Saraï, femme d’Abram, ne lui avait pas donné d’enfants et elle avait une servante égyptienne nommée Hagar. Saraï dit à Abram :
— Voici, YHWH m’a rendue stérile. Entre près de ma servante : peut-être aurai-je d’elle des fils.
Abram écouta la voix de Saraï. Saraï, femme d’Abram, prit donc Hagar l’Égyptienne, sa servante après qu’Abram eut habité dix années dans le pays de Canaan et la donna à Abram, son mari, pour être sa femme. Il alla vers Hagar et elle conçut. Et quand Hagar vit qu’elle avait conçu, elle méprisa sa maîtresse du regard.
Saraï dit à Abram :
— L’outrage qui m’est fait tombe sur toi. J’ai mis ma servante dans ton sein et voyant qu’elle avait conçu, elle m’a regardée avec mépris. Que YHWH juge entre moi et toi !
Abram répondit à Saraï :
— Voici, ta servante est entre tes mains, agis à son égard comme il sera bon à tes yeux.

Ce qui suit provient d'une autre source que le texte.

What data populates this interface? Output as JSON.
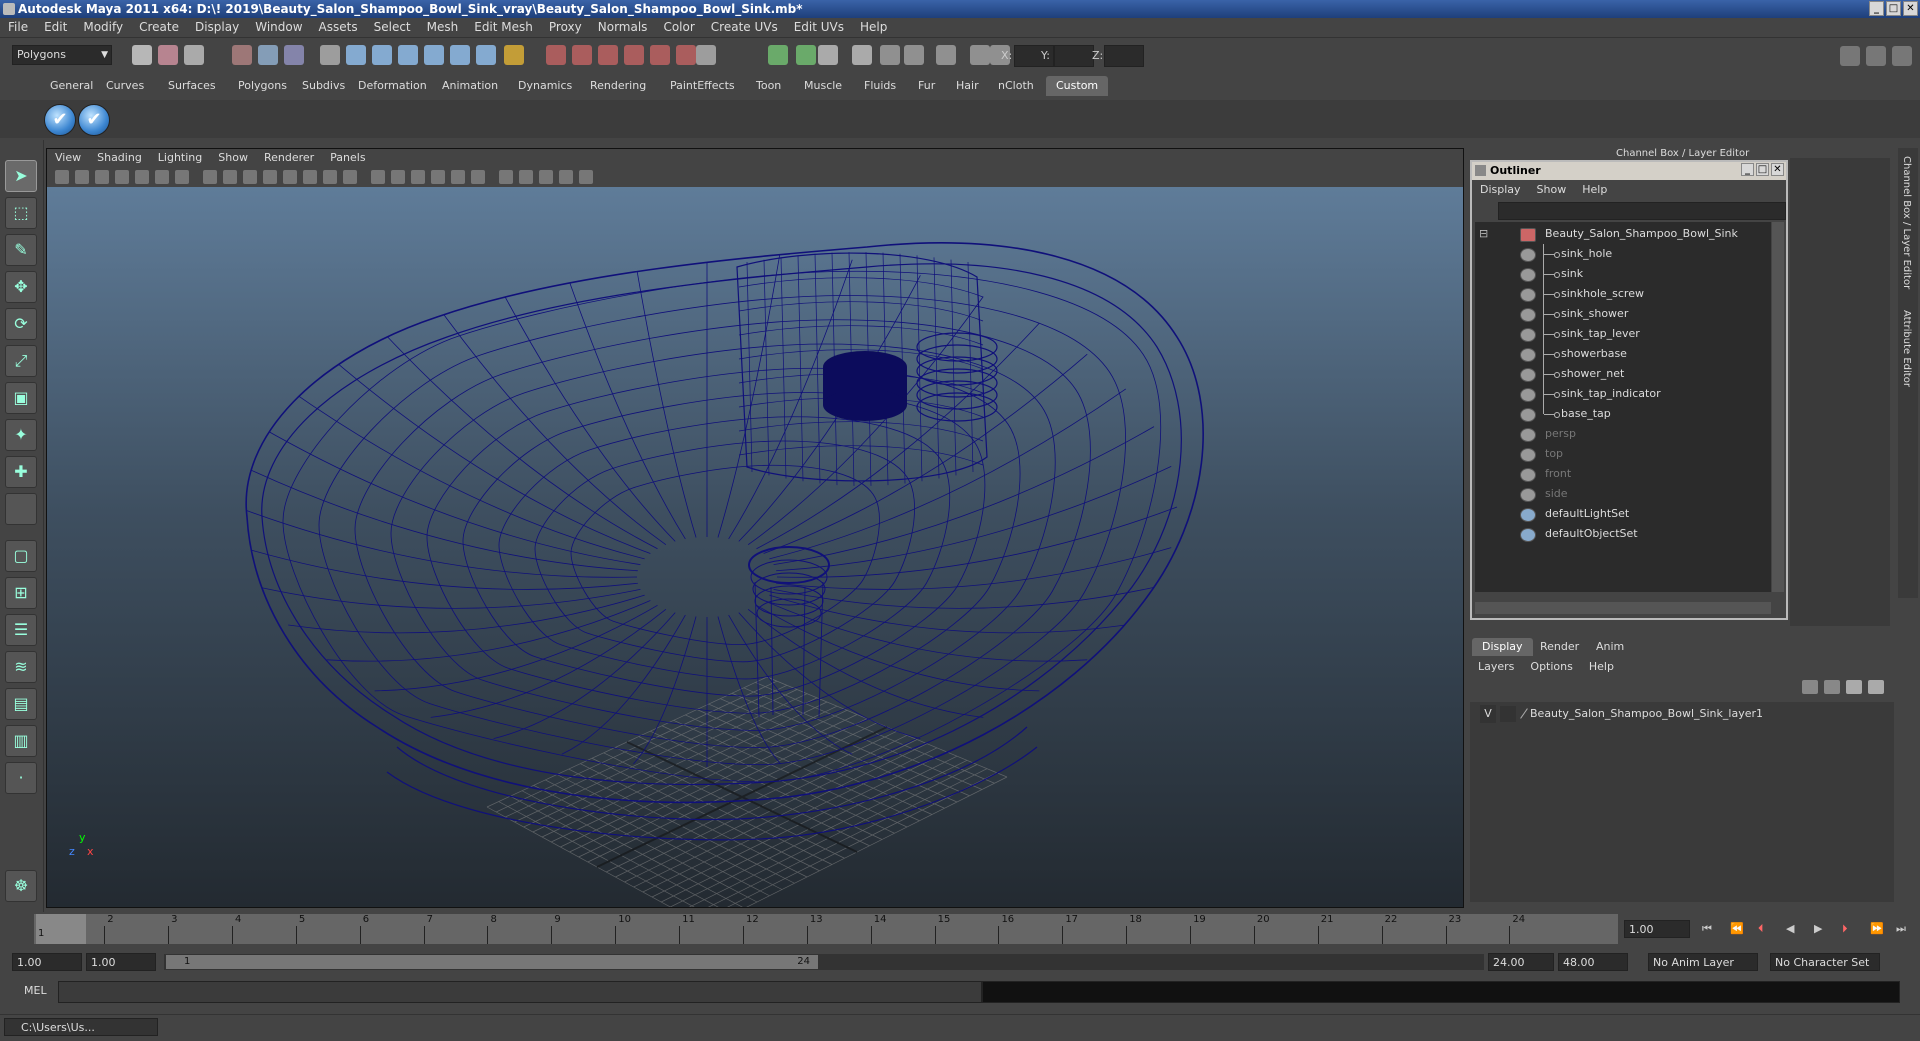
{
  "window": {
    "title": "Autodesk Maya 2011 x64: D:\\! 2019\\Beauty_Salon_Shampoo_Bowl_Sink_vray\\Beauty_Salon_Shampoo_Bowl_Sink.mb*"
  },
  "menubar": [
    "File",
    "Edit",
    "Modify",
    "Create",
    "Display",
    "Window",
    "Assets",
    "Select",
    "Mesh",
    "Edit Mesh",
    "Proxy",
    "Normals",
    "Color",
    "Create UVs",
    "Edit UVs",
    "Help"
  ],
  "statusline": {
    "mode_dropdown": "Polygons",
    "x_label": "X:",
    "y_label": "Y:",
    "z_label": "Z:"
  },
  "shelf": {
    "tabs": [
      "General",
      "Curves",
      "Surfaces",
      "Polygons",
      "Subdivs",
      "Deformation",
      "Animation",
      "Dynamics",
      "Rendering",
      "PaintEffects",
      "Toon",
      "Muscle",
      "Fluids",
      "Fur",
      "Hair",
      "nCloth",
      "Custom"
    ],
    "active_tab": "Custom"
  },
  "viewport": {
    "menus": [
      "View",
      "Shading",
      "Lighting",
      "Show",
      "Renderer",
      "Panels"
    ],
    "axis_y": "y",
    "axis_x": "x",
    "axis_z": "z",
    "wire_color": "#10107a"
  },
  "channel_box_label": "Channel Box / Layer Editor",
  "outliner": {
    "title": "Outliner",
    "menus": [
      "Display",
      "Show",
      "Help"
    ],
    "root": "Beauty_Salon_Shampoo_Bowl_Sink",
    "children": [
      "sink_hole",
      "sink",
      "sinkhole_screw",
      "sink_shower",
      "sink_tap_lever",
      "showerbase",
      "shower_net",
      "sink_tap_indicator",
      "base_tap"
    ],
    "cameras": [
      "persp",
      "top",
      "front",
      "side"
    ],
    "sets": [
      "defaultLightSet",
      "defaultObjectSet"
    ]
  },
  "layer_editor": {
    "tabs": [
      "Display",
      "Render",
      "Anim"
    ],
    "active_tab": "Display",
    "menus": [
      "Layers",
      "Options",
      "Help"
    ],
    "layer_visibility": "V",
    "layer_name": "Beauty_Salon_Shampoo_Bowl_Sink_layer1"
  },
  "side_tabs": [
    "Channel Box / Layer Editor",
    "Attribute Editor"
  ],
  "timeslider": {
    "ticks": [
      "1",
      "2",
      "3",
      "4",
      "5",
      "6",
      "7",
      "8",
      "9",
      "10",
      "11",
      "12",
      "13",
      "14",
      "15",
      "16",
      "17",
      "18",
      "19",
      "20",
      "21",
      "22",
      "23",
      "24"
    ],
    "current_frame_marker": "1",
    "current_frame": "1.00"
  },
  "range": {
    "start": "1.00",
    "playback_start": "1.00",
    "knob_start": "1",
    "knob_end": "24",
    "playback_end": "24.00",
    "end": "48.00",
    "anim_layer": "No Anim Layer",
    "character_set": "No Character Set"
  },
  "command_line": {
    "label": "MEL"
  },
  "taskbar": {
    "item": "C:\\Users\\Us..."
  }
}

Alors, Saraï la maltraita et Hagar s’enfuit de devant elle. L’ange de YHWH la trouva près d’une source d’eau dans le désert, près de la source qui est sur le chemin de Shûr. Il dit :
— Hagar, servante de Saraï, d’où viens-tu et où vas-tu ?
Elle répondit :
— Je fuis loin de Saraï, ma maîtresse.
L’ange de YHWH lui dit :
— Retourne vers ta maîtresse et humilie-toi sous sa main.
L’ange de YHWH ajouta :
— Je multiplierai ta postérité, on ne pourra la compter tant elle sera nombreuse.
L’ange de YHWH lui dit encore :
— Voici, tu es enceinte et tu enfanteras un fils et tu lui donneras le nom de Ismaël, parce que YHWH a entendu ton accablement. [...]
Hagar enfanta un fils à Abram, et Abram donna au fils qu’Hagar avait mis au monde le nom d’Ismaël. Abram était âgé de quatre-vingt-six ans quand Hagar enfanta Ismaël à Abram.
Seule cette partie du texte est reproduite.